Ana Cláudia Rodrigues da Silva Souza, 41 anos, foi alvo de uma tentativa de feminicídio na região metropolitana de Belo Horizonte. Ela afirma ter sido jogada de um penhasco de 50 metros no Parque Estadual da Serra do Rola Moça, na terça-feira, 26 de maio. A vítima conseguiu sobreviver após a queda.

A agressão ocorreu após Ana Cláudia ser puxada para o veículo do ex-companheiro, Silvanildo Amâncio deAraújo Santos, 52, que a perseguiu quando a encontrou após deixar a filha na escola. Ela relata que, no interior do carro, ele a forçou a acompanhá-lo para conversar em outro lugar, com atitudes agressivas e nervosas.

O resgate foi coordenado por bombeiros, com o apoio de policiais e uma aeronave Arcanjo. O trabalho durou cerca de 24 horas, envolvendo 20 militares. A vítima foi localizada agarrada a um arbusto a 50 metros do local do empurrão.

Prisão e medidas protetivas

Silvanildo foi preso em Várzea da Palma, no norte de Minas, na manhã de terça.
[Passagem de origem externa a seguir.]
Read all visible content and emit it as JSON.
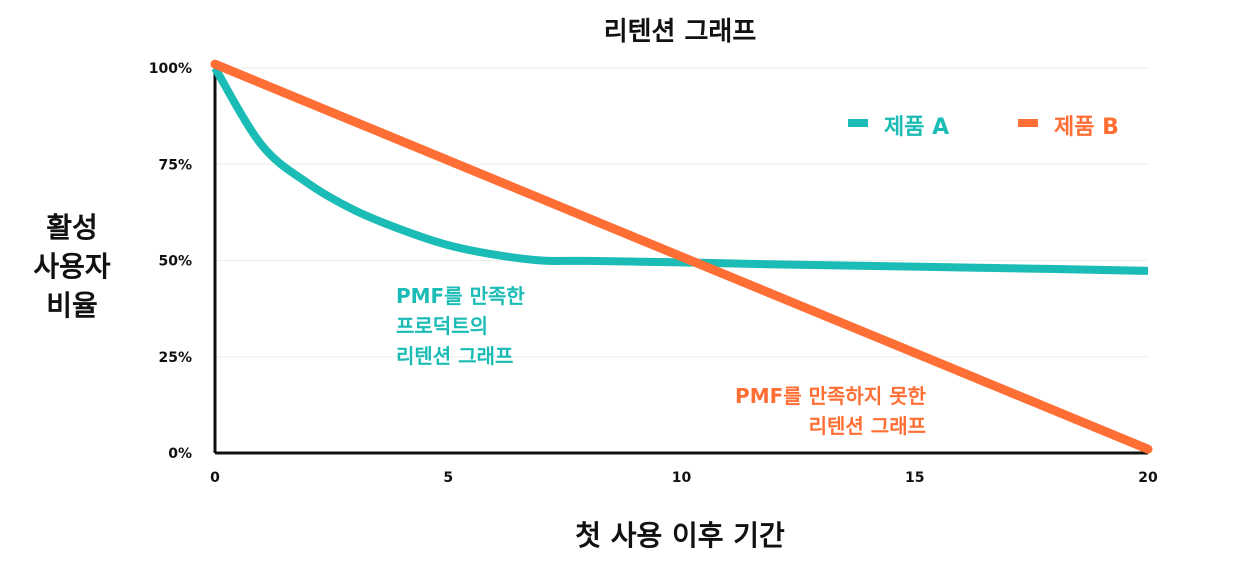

A prisão foi convertida em preventiva no dia seguinte, levando em consideração a existência de uma medida protetiva contra o agressor desde 21 de maio. A juíza destacou o perigo concreto representado pela continuidade da violência.

A vítima já havia denunciado o ex em 2020, sem que a prisão fosse decretada na ocasião. Ana Cláudia afirma que, durante o ataque, Silvanildo dizia buscar o local para que ela morresse, repetindo frases que desmentiam a percepção de morte imediata. Ela disse ter passado a noite buscando abrigo em uma rocha com uma fresta aberta.
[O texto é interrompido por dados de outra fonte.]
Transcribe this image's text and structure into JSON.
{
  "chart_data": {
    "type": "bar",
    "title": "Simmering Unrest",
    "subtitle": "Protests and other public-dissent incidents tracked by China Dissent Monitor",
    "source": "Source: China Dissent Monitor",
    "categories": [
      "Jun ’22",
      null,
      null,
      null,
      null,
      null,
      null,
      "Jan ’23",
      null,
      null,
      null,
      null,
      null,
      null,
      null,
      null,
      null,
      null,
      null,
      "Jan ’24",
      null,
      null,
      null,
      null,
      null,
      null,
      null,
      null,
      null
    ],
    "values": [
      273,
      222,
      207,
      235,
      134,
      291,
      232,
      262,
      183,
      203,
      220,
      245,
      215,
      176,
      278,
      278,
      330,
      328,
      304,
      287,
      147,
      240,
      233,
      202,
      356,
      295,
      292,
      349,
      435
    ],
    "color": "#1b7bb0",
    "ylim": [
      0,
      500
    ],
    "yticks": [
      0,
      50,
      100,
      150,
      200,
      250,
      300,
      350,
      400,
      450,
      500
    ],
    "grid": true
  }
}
A diarista afirma ter decidido falar publicamente para incentivar denúncias de violência contra mulheres. Ela ressalta a importância de que mulheres que enfrentam agressões não fiquem em silêncio, mesmo diante de pressões ou receios.

O caso também envolve relatos do ex-companheiro, que aparece em vídeo reconhecendo ter empurrado a vítima do penhasco. Em depoimento, ele alegou ter ido ao local para tentar alcançá-la, ter usado um canivete para intimidá-la e ter sido ameaçado pela filha da vítima.